A sample selected in such a way that every member of the population has an equal chance of being selected.
What is another name for non-random sampling?
Non-probability method of selection.
What is quota-sampling?
It is non-random selection which is often used in market research. Such a quota is usually categorised into different types of individual members, e.g. professional or manual workers, with ‘sub-quotas’ for each type.
Explain sampling vs. quota sampling vs. stratified sampling
Sampling might involve interviewing the first 100 people an investigator meets in a city centre, (i.e. the quota). Quota sampling might involve using data on the first 52 women and 48 men interviewed in order to reflect the gender split of the UK. If the 52 women and 48 men were selected randomly this would be called stratified sampling. Stratified sampling is designed to reduce sampling error, it does this by selecting a sample that represents the population.

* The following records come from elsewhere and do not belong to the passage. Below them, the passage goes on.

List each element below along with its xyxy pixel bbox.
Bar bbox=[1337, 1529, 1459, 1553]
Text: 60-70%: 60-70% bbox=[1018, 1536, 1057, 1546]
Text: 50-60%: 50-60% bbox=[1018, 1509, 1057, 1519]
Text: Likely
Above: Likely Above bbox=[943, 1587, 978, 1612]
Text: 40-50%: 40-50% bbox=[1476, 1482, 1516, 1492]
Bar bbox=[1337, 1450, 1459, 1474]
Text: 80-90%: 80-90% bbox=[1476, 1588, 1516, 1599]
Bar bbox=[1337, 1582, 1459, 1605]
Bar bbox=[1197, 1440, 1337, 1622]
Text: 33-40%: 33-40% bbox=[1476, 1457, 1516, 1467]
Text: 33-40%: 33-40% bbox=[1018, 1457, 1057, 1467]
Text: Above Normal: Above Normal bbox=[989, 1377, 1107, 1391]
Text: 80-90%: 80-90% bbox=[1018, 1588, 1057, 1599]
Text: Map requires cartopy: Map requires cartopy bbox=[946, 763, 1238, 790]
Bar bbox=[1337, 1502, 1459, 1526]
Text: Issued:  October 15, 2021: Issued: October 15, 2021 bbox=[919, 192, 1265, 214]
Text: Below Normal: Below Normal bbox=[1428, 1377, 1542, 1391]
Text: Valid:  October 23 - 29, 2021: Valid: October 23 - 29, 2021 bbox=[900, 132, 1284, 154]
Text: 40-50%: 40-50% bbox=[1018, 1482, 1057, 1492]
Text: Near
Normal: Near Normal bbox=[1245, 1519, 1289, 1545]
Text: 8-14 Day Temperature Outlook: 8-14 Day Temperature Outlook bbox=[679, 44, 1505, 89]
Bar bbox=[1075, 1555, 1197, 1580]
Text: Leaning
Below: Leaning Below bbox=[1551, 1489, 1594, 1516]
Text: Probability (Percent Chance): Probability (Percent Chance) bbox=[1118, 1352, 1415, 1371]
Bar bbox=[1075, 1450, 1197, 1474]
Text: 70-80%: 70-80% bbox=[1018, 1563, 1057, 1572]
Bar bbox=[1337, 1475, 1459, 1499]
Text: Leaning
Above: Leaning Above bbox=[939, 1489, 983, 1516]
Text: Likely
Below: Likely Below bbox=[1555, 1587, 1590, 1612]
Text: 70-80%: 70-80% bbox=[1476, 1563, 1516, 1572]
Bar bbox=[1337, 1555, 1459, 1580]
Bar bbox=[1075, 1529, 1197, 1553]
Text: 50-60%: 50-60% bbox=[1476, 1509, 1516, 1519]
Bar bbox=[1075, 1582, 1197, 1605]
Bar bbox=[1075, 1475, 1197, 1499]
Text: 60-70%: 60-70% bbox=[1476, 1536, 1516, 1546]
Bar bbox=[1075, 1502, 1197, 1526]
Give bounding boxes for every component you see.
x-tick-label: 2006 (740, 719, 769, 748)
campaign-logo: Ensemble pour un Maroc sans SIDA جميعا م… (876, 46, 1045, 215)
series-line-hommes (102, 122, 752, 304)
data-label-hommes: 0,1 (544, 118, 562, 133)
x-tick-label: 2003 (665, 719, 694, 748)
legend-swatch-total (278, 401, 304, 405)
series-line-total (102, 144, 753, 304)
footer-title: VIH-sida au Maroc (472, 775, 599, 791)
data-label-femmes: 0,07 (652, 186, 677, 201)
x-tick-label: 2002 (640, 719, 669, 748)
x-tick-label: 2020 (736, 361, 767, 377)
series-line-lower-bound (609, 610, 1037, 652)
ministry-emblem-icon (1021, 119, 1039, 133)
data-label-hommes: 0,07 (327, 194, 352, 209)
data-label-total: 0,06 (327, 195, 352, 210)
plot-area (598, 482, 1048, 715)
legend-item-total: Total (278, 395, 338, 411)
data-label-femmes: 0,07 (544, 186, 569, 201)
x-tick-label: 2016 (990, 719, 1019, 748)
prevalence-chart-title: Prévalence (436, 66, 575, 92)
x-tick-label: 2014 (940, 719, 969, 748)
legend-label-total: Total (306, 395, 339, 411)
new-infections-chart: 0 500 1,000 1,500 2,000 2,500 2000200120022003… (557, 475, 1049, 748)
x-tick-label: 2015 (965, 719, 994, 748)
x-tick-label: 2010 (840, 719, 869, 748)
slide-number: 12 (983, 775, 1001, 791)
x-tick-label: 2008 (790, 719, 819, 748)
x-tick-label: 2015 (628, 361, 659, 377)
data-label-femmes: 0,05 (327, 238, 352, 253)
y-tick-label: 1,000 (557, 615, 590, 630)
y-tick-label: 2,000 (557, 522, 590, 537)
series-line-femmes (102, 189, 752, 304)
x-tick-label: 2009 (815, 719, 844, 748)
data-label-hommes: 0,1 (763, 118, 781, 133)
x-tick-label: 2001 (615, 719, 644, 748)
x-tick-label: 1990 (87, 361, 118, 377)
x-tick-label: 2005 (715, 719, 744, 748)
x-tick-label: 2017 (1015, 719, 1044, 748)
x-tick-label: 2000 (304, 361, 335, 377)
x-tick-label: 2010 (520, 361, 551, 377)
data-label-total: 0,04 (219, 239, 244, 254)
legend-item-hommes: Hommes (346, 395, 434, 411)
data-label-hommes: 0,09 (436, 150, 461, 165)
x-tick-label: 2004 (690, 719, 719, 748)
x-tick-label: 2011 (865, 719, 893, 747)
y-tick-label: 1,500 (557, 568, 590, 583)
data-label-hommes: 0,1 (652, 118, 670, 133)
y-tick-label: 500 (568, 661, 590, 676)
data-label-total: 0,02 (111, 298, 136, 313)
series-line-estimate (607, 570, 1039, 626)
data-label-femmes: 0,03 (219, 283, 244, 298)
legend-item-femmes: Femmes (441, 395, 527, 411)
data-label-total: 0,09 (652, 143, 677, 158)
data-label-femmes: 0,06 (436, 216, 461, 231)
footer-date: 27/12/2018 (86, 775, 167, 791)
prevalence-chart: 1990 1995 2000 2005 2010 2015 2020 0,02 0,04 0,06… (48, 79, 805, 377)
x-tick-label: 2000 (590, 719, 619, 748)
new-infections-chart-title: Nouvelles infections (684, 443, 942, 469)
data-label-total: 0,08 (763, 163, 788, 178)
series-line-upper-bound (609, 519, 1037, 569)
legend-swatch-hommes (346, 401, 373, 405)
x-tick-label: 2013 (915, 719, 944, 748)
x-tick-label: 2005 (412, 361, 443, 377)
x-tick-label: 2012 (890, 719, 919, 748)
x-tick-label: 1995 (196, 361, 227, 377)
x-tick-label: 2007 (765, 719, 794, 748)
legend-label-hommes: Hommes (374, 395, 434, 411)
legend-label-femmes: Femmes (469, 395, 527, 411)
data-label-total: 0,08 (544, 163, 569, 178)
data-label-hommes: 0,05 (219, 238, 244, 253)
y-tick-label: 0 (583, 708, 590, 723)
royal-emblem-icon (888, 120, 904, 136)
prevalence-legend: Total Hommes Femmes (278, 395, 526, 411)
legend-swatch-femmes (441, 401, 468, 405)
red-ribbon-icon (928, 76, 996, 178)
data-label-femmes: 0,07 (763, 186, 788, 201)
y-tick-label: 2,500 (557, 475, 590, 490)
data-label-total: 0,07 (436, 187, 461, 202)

What is systematic sampling?
It’s another form of non-random sampling. This is where researchers select the nth record of a population. For example, if analysing how far your employees travel to work on average, we may ask every fifth person on an alphabetical list of employees.
What is convenience sampling?
Choosing the sample that is easiest to collect information from. Choosing people in your local town to represent the UK, for example.
What is judgement sampling?
Making a judgement of the sample that would best represent the population, for example, believing Swindon is a good representation of the UK.
What is snowball sampling?
This is typically used when the subjects of the data are rare. It relies on referrals from initial subjects.
What is a relative frequency distribution table?
A relative frequency distribution table allows us to see the category in comparison with the total frequency. Each frequency is calculated as a percentage of the whole.
What are the two main methods used to present discrete data?
bar charts and pie charts
What are the 4 main methods of visually presenting continuous data?
- Histograms
- Time series graphs
- Semi-log graphs
- Scatter diagrams
Histograms and bar charts look similar, but what is the difference between the two?
The area (not the height) of the bar on a histogram represents the frequency of occurrence.
What is a time-series graph?
A time series graph displays the path of a variable (e.g. a share price) in chronological order.
What is a log (semi-log) graph used to illustrate?
A (semi-) log graph is used to illustrate the rate of change of a variable. A log graph is constructed in order to determine the rate of acceleration over time.